After Malik-Shah's death, Gohar-A'in behaved opportunistically. He originally supported Tutush to succeed Malik-Shah and had the khutbah proclaimed in his name in Baghdad, but when Tutush had to return to Syria in 1093, Gohar-A'in was placed in "a difficult situation". He went to Barkiyaruq and apologized; the emirs Bursuq and Gumush Tekin al-Jandar sided with him. Barkiyaruq excused him and re-appointed him as shahna of Baghdad, but he did confiscate Gohar-A'in's iqta'. However, within the same year, he gave Gohar-A'in the iqta of the executed amir Yalbad, and he increased his salary at the same time. (As a side note about Gohar-A'in's iqtas, he had been given Wasit as iqta by Alp Arslan, and he had also received Takrit from Terken Khatun, but Takrit had gone to Gumush Tekin after Malik-Shah's death and Gohar-A'in never held Takrit again.)
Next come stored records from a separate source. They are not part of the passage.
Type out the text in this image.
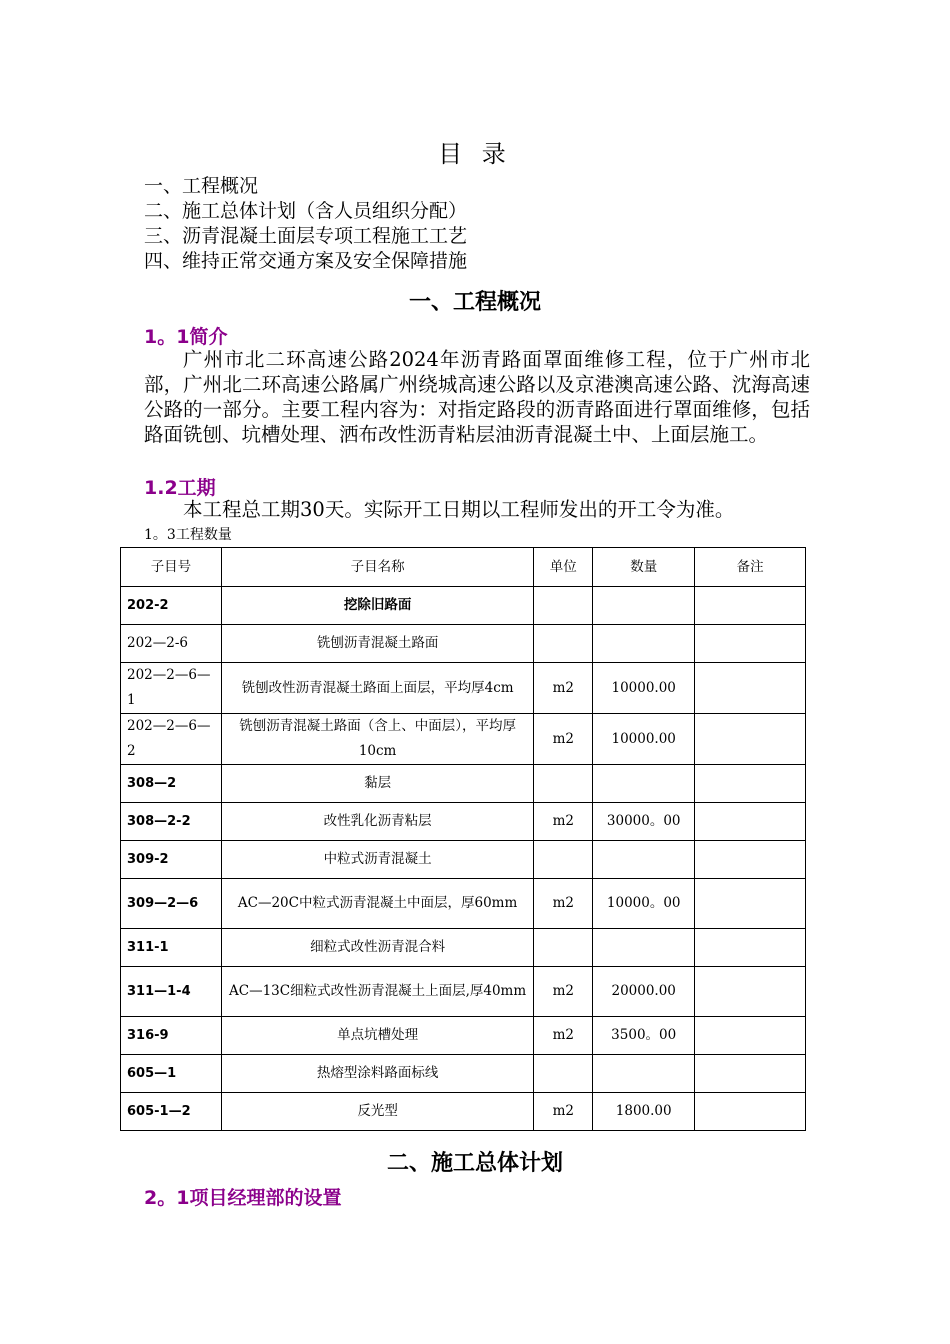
目 录
一、工程概况
二、施工总体计划（含人员组织分配）
三、沥青混凝土面层专项工程施工工艺
四、维持正常交通方案及安全保障措施
一、工程概况
1。1简介

广州市北二环高速公路2024年沥青路面罩面维修工程，位于广州市北部，广州北二环高速公路属广州绕城高速公路以及京港澳高速公路、沈海高速公路的一部分。主要工程内容为：对指定路段的沥青路面进行罩面维修，包括路面铣刨、坑槽处理、洒布改性沥青粘层油沥青混凝土中、上面层施工。

1.2工期

本工程总工期30天。实际开工日期以工程师发出的开工令为准。

1。3工程数量
子目号	子目名称	单位	数量	备注
202-2	挖除旧路面			
202—2-6	铣刨沥青混凝土路面			
202—2—6—1	铣刨改性沥青混凝土路面上面层，平均厚4cm	m2	10000.00	
202—2—6—2	铣刨沥青混凝土路面（含上、中面层），平均厚10cm	m2	10000.00	
308—2	黏层			
308—2-2	改性乳化沥青粘层	m2	30000。00	
309-2	中粒式沥青混凝土			
309—2—6	AC—20C中粒式沥青混凝土中面层，厚60mm	m2	10000。00	
311-1	细粒式改性沥青混合料			
311—1-4	AC—13C细粒式改性沥青混凝土上面层,厚40mm	m2	20000.00	
316-9	单点坑槽处理	m2	3500。00	
605—1	热熔型涂料路面标线			
605-1—2	反光型	m2	1800.00	
二、施工总体计划
2。1项目经理部的设置
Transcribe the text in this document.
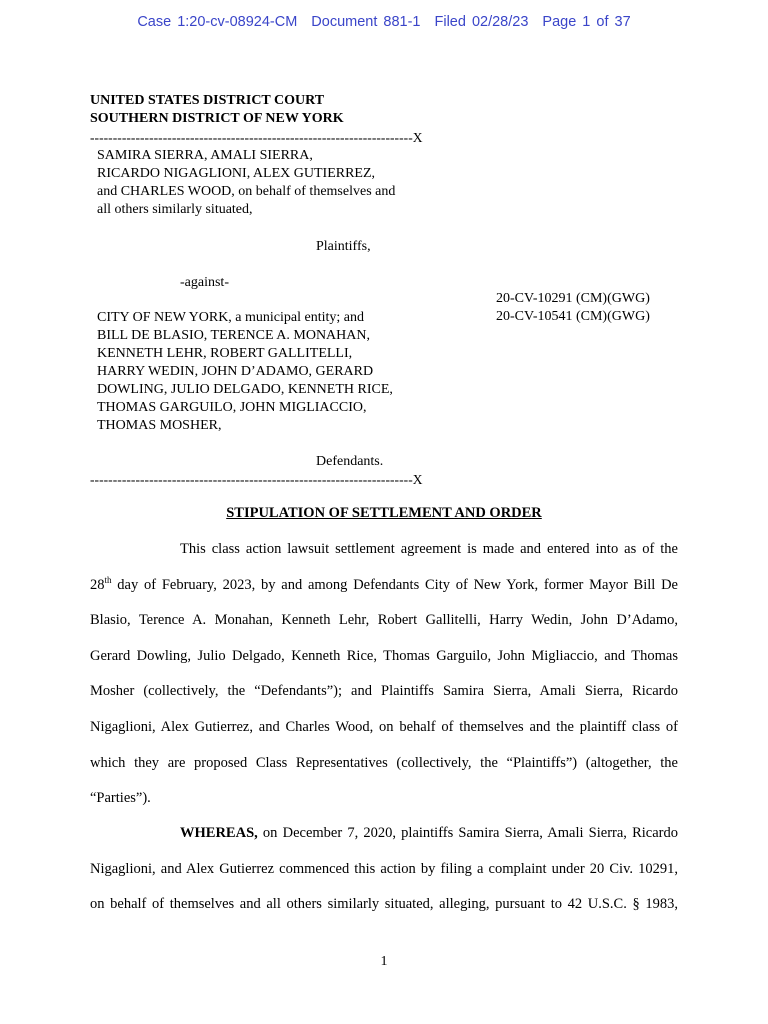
Case 1:20-cv-08924-CM Document 881-1 Filed 02/28/23 Page 1 of 37
UNITED STATES DISTRICT COURT
SOUTHERN DISTRICT OF NEW YORK
-----------------------------------------------------------------------X
SAMIRA SIERRA, AMALI SIERRA,
RICARDO NIGAGLIONI, ALEX GUTIERREZ,
and CHARLES WOOD, on behalf of themselves and
all others similarly situated,
Plaintiffs,
-against-
20-CV-10291 (CM)(GWG)
20-CV-10541 (CM)(GWG)
CITY OF NEW YORK, a municipal entity; and
BILL DE BLASIO, TERENCE A. MONAHAN,
KENNETH LEHR, ROBERT GALLITELLI,
HARRY WEDIN, JOHN D’ADAMO, GERARD
DOWLING, JULIO DELGADO, KENNETH RICE,
THOMAS GARGUILO, JOHN MIGLIACCIO,
THOMAS MOSHER,
Defendants.
-----------------------------------------------------------------------X
STIPULATION OF SETTLEMENT AND ORDER
This class action lawsuit settlement agreement is made and entered into as of the
28th day of February, 2023, by and among Defendants City of New York, former Mayor Bill De
Blasio, Terence A. Monahan, Kenneth Lehr, Robert Gallitelli, Harry Wedin, John D’Adamo,
Gerard Dowling, Julio Delgado, Kenneth Rice, Thomas Garguilo, John Migliaccio, and Thomas
Mosher (collectively, the “Defendants”); and Plaintiffs Samira Sierra, Amali Sierra, Ricardo
Nigaglioni, Alex Gutierrez, and Charles Wood, on behalf of themselves and the plaintiff class of
which they are proposed Class Representatives (collectively, the “Plaintiffs”) (altogether, the
“Parties”).
WHEREAS, on December 7, 2020, plaintiffs Samira Sierra, Amali Sierra, Ricardo
Nigaglioni, and Alex Gutierrez commenced this action by filing a complaint under 20 Civ. 10291,
on behalf of themselves and all others similarly situated, alleging, pursuant to 42 U.S.C. § 1983,
1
Shortly after Gohar-A'in was appointed by Barkiyaruq, a riot broke out in the Nasriya quarter of Baghdad in July 1093, which he suppressed. He had the khutbah recited in Barkiyaruq's name in February 1094; Tutush had appointed his own shahna of Baghdad and attempted to get the caliph to say the khutbah in his own name but failed.

Gohar-A'in later sided with Muhammad I Tapar against Barkiyaruq for a while, but later he switched sides again and went back to supporting Barkiyaruq. The two sides eventually met in battle at Sefid Rud near Hamadan in May 1100. In this battle, Gohar-A'in commanded Barkiyaruq's right flank, along with Izz ad-Dawla ibn Sadaqa, while Kerbogha commanded the left flank and Barkiyaruq himself commanded the center. Gohar-A'in's troops did well in this battle and routed Muhammad Tapar's left flank (commanded by Mu'ayyad al-Mulk), but Barkiyaruq's left flank under Kerbogha collapsed and Gohar-A'in had to retreat. As he was retreating, his horse stumbled and he fell to the ground, where a Khorasani soldier from the other side killed and beheaded him. (According to Ibn al-Jawzi, Gohar-A'in was instead killed because he fell on his own weapon.) Gohar-A'in's death made Barkiyaruq's troops break completely and they fled.

After his death, Gohar-A'in's body was brought to Baghdad and buried on the east side of the city, across from the Ribat of Abu Manjib.